For pick No. 3, I'm going global with Kofi Annan. The UN Secretary-General from Ghana was a pretty cool-looking cat – mostly showed up in suits, and always looked great. Truthfully, I probably remember his voice even more than his clothing – but there's something stylish about that too. Learning to speak slowly and thoughtfully and quietly – we could all take a few pointers. He had an awesome, neatly-trimmed beard way before I did, and I like how he let his hair get just a little unkempt. And like everybody else on this list, he, too, wears a suit like a second skin. I would say he has a more traditional, formal vibe than the Kennedys. Dignified, elegant, warm... I guess that's why he led the Secretariat.
Next up is one of my two style wild cards... Teddy Roosevelt. This maybe be a surprise – clearly he was sleeping at the White House way before I was around. But it was his time spent away from Pennsylvania Avenue that strikes me as so stylish. A man of adventure! A sportsman, a hunter, a soldier, a reader, a writer, a conservationist... a manly President who wasn't afraid of wild game.
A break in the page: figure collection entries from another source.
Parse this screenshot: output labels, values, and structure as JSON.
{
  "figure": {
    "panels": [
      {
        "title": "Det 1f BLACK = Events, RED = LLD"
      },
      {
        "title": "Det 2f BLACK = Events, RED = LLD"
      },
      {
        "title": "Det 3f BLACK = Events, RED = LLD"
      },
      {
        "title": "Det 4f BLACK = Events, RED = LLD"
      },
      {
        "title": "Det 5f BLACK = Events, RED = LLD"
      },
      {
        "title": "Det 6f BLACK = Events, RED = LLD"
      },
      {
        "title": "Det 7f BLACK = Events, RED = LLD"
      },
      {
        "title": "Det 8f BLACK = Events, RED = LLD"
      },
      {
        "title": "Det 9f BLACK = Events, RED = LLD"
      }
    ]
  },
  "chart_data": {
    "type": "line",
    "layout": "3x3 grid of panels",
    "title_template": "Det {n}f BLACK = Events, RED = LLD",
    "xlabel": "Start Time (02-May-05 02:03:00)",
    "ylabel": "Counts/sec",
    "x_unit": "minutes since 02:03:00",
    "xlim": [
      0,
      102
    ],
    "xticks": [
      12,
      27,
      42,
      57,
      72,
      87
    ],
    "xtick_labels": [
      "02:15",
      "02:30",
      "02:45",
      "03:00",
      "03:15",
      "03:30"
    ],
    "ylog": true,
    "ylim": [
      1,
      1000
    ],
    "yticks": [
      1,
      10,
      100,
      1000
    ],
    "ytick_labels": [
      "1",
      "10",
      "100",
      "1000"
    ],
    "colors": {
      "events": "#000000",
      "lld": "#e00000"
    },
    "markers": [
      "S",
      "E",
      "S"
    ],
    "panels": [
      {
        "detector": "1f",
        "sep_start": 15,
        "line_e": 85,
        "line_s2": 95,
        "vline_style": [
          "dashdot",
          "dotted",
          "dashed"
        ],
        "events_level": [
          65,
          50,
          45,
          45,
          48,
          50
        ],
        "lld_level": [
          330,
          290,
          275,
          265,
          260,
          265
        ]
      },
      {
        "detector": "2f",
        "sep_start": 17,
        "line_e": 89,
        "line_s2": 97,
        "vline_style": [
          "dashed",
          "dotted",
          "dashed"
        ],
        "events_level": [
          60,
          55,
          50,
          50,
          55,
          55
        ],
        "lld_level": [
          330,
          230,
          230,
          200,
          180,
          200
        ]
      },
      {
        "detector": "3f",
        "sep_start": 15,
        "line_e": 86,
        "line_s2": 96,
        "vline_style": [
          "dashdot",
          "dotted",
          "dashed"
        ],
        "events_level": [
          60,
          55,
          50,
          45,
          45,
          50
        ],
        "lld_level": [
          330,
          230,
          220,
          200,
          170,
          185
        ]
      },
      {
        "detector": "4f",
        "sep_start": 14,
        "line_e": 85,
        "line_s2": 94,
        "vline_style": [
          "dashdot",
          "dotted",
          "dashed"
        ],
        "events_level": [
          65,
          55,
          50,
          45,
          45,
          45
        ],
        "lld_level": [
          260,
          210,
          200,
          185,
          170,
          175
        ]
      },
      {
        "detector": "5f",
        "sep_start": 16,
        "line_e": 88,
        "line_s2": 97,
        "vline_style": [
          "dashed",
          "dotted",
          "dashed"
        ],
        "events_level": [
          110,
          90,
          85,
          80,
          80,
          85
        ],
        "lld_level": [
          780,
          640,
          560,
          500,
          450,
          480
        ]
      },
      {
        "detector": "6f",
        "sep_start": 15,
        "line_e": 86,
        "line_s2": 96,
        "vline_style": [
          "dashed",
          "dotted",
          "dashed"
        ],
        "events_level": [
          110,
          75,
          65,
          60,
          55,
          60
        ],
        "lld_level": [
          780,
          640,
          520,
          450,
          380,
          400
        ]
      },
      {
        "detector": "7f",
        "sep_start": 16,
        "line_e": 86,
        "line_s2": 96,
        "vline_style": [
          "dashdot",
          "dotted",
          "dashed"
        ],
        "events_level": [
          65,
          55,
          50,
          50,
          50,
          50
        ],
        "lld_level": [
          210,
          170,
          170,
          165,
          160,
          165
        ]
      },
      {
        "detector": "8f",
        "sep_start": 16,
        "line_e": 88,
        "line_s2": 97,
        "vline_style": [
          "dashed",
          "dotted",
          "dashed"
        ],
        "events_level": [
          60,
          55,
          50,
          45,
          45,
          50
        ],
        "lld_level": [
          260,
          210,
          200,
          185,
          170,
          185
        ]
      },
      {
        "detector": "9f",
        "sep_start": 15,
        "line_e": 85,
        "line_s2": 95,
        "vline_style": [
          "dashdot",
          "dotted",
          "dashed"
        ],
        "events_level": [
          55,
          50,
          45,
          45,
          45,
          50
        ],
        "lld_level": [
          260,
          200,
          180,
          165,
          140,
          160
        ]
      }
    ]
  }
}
So in my head, he's not in a three-piece suit or tiny glasses at his desk... he's in a safari-style jacket, bandana around his neck, and awesome boots, trudging through one of the national parks.
Lastly, I may be stretching the term "politician" when I share my final pick, Gianni Agnelli. But I would say the president of Fiat counts... for sure. His hair and his tan are hard to forget, but the suits he wore, tailored just for him in Rome by Caraceni, were the very definition of ‘second skin.' And so much more literally than I mentioned earlier with the Kennedys – the Italians just take ease and movement in tailored clothing to a different level. His ties came from Marinella, his shirts from Battistoni. He knew quality and he only wore the best. In some ways, it was his duty! Like a politician, he represented his country and knew the world was looking at him. But there was life in the way he dressed, as well. Later on in his career, he got into button-down collars (from Brooks Brothers – exported American cool) and leaving the buttons undone was his signature. His tie was often a bit askew, and on occasion, he would wear hiking boots with his suits. I think he liked a bit of casualization... obviously, I am a fan.
So, Garrett, there are my five - some more literally "in office" than others. But no matter your politics, everyone can appreciate a man who has the good manners to dress thoughtfully... not so much to gain votes, but to exude confidence and care for those around him.